Under Michigan law, singer’s four sons will divide estate, estimated to be worth $80 million
Aretha Franklin died without a will, according to legal documents filed in a Michigan court following the Queen of Soul’s death at the age of 76.
The Detroit Free Press reports that Franklin’s four sons filed a document in the Oakland County Probate Court listing themselves as interested parties in the singer’s estate. The document acknowledged that Franklin died without a formal will; under Michigan law, her estate will be divided equally among her four descendants.
“The decedent [Franklin] died intestate and after exercising reasonable diligence, I am unaware of any unrevoked testamentary instrument relating to property located in this state as defined,” the document stated.
“I was after her for a number of years to do a trust,” Don Wilson, Franklin’s attorney on entertainment matters for nearly 30 years, told the Free Press. “It would have expedited things and kept them out of probate, and kept things private.”

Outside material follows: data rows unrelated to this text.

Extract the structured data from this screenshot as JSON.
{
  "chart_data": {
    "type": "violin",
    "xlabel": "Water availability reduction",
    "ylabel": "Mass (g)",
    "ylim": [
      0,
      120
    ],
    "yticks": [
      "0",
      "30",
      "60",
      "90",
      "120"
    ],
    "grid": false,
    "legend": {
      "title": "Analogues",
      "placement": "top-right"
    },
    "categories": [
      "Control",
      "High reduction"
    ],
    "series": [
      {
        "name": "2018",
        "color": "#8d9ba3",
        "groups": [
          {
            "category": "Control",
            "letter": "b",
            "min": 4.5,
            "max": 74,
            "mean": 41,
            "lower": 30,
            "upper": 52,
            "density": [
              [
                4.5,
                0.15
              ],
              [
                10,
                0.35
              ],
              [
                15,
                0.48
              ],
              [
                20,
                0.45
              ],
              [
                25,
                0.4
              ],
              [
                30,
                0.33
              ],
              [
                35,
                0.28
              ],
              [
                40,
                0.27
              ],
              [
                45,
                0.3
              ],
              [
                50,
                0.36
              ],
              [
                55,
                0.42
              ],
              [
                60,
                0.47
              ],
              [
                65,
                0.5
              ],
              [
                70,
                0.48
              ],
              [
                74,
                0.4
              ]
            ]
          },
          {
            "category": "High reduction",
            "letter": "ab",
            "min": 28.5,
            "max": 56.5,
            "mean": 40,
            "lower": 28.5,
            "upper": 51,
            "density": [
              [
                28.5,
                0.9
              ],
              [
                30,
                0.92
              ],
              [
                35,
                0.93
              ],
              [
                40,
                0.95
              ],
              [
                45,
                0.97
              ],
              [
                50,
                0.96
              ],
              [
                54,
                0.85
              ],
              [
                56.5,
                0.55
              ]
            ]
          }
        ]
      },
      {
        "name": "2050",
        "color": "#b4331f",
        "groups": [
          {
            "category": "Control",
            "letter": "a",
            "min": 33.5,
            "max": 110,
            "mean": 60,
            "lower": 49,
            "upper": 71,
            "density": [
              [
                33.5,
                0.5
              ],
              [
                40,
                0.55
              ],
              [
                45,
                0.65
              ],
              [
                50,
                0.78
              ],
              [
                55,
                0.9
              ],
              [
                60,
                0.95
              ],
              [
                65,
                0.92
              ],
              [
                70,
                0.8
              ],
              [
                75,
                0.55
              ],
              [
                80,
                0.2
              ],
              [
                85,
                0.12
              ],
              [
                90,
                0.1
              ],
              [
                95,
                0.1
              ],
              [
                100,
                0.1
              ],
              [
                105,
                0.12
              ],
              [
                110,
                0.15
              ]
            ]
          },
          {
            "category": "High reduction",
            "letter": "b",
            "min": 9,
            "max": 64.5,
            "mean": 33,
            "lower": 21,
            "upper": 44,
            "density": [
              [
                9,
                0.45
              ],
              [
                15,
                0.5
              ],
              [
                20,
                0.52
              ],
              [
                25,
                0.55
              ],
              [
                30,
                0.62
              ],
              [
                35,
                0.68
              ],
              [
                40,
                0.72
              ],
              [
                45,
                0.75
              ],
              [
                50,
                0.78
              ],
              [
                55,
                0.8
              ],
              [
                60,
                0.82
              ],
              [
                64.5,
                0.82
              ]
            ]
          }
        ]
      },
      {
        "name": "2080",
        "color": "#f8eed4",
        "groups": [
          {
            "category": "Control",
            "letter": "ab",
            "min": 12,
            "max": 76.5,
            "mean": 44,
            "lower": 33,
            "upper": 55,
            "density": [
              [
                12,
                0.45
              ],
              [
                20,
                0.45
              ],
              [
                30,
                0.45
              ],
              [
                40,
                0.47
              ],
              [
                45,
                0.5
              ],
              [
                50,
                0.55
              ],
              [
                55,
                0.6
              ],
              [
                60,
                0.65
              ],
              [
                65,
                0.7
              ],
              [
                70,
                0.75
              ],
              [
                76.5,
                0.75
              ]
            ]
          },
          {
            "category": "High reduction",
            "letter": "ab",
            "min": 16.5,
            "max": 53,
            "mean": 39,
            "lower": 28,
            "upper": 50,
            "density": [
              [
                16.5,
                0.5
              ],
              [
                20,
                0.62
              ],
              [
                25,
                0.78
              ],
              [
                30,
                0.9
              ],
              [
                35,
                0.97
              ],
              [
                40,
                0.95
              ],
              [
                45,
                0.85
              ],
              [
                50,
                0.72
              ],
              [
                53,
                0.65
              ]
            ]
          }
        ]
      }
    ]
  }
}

Because there is no will, the value of Franklin’s estate – estimated to worth $80 million, People reported – will become public, and could result in a lengthy legal battle involving extended family members; Franklin’s niece, Sabrina Owens, already requested that she be appointed representative of the estate.
Wilson cited the Ike Turner estate as an example of the fallout of an artist dying without a will: Nearly 11 years after that musician’s death, his estate is still in litigation among family members.
More recently, Prince’s extended family squabbled over his estate before a court named his sister and five half-siblings as heirs. Despite the court’s ruling, the Washington Post reported in April that the state of Prince’s estate was “a mess,” noting that one of the half-siblings hadn’t even spoken to Prince in over 15 years.